Assim, segundo esta corrente, está em plena vigência o artigo 16 da lei, por tratar de arma de fogo, acessório ou munição de uso proibido ou restrito. Descabe, portanto, qualquer alegação já aventada por alguns de que é este artigo exemplo de norma penal em branco, aguardando regulamentação. Seu preceito está totalmente completo, há regras neste sentido (R-105) em pleno vigor, arrolando quais artefatos o são deste calibre, bem como define os seus destinatários, os quais, bem ao certo, não são o particular, o qualquer do povo. Pensamento diverso, coaduna e permite impunidade a crime com considerável gravidade.

Em contrapartida, a análise dos artigos 12 e 14 da Lei é muito mais apurada. Ambos tratam de arma de fogo de uso permitido. O artigo 12 tem em seu preceito os verbos ?possuir? e ?manter? e o artigo 14 (tipo misto alternativo por excelência com não menos que 13 condutas típicas), serve-se, por exemplo, dos verbos ?portar?, ?deter?, ?adquirir?. A diferenciação entre ambos é a de que no artigo 12, a posse ou a manutenção é no interior de sua residência ou local de trabalho, enquanto que no artigo 14 o é em qualquer local diverso.

Entendem os defensores desta linha que, em ambas hipóteses, o cidadão está amparado pela norma prevista no artigo 30/32 da Lei, tendo como data limite o dia 23 de outubro de 2005 para proceder na entrega da arma ou munição à Polícia Federal. No entanto, tal conclusão é alcançada não via interpretação literal destes artigos, mas sim pelo fato de que ao possuir ou portar arma de uso permitido há autorização prevista na própria lei permitindo ao particular, em querendo, regularizar sua situação perante a Autoridade Policial Federal ou dela se desfazer.

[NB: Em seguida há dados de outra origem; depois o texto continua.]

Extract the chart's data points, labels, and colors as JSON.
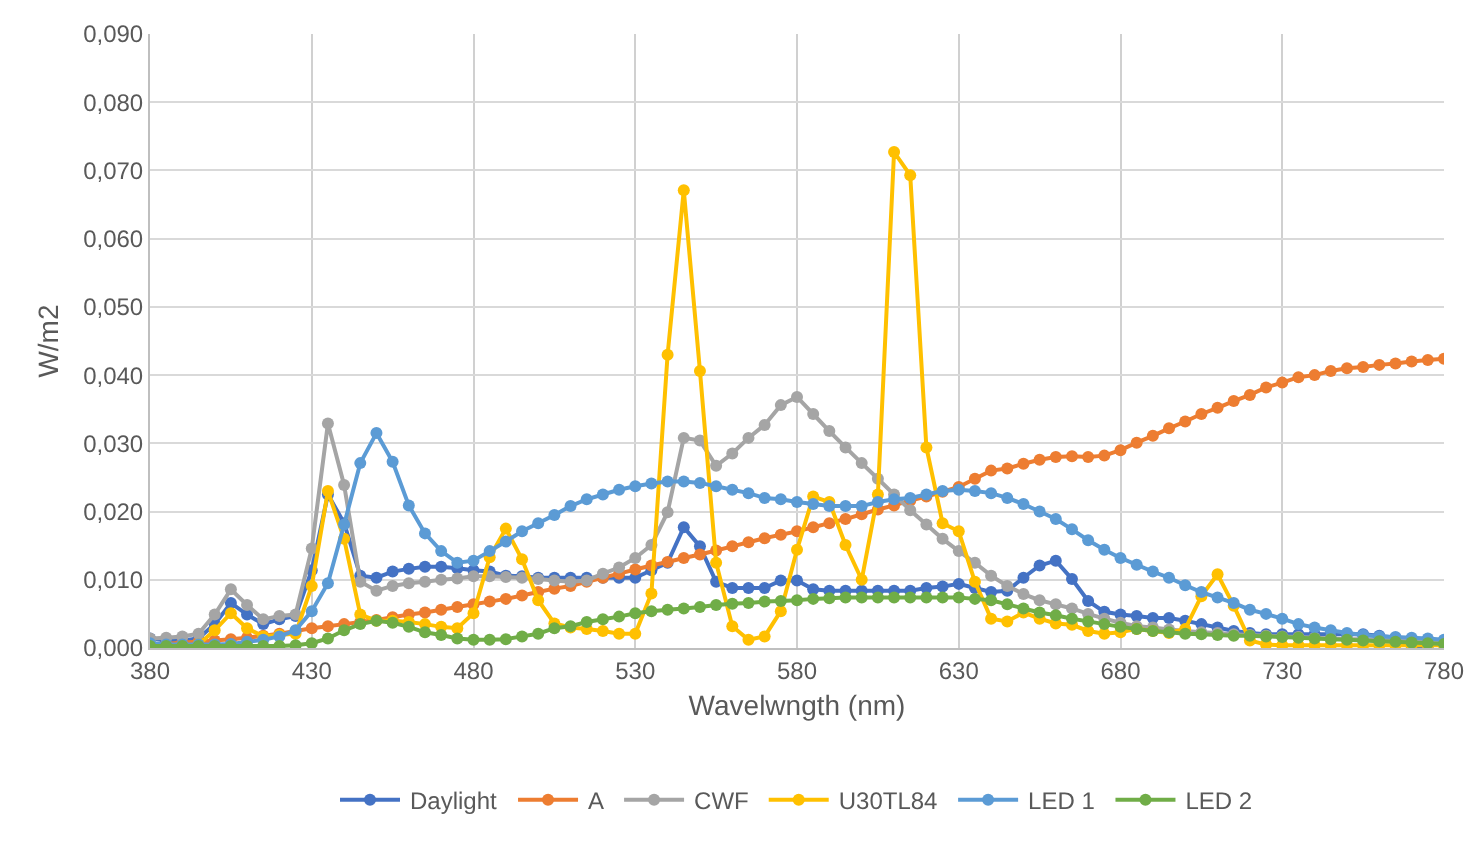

Denota-se, assim, uma aplicação prática da teoria da imputação objetiva, pois o indivíduo não criou ou incrementou risco proibido relevante, presumindo boa-fé, viabilizando, pela contribuição ao desarmamento, posterior indenização.

Tenha-se por fim a observação que, em qualquer delito, recomenda a lei em seu artigo 25, a elaboração de laudo pericial, a cargo de Polícia Técnica, antes do envio dos autos ao Juízo competente, entendendo-se, portanto, concomitante à lavratura do auto de prisão em flagrante ou do termo circunstanciado. As armas e munições que não mais interessem aos autos, serão remetidas pela Polícia Federal ao Comando do Exército para que este proceda em sua destruição.

Estas, as considerações que se faz, por ora, sobre o Estatuto do Desarmamento.

Mara Francine Levin David é assessora Jurídica no Ministério Público do Estado do Paraná.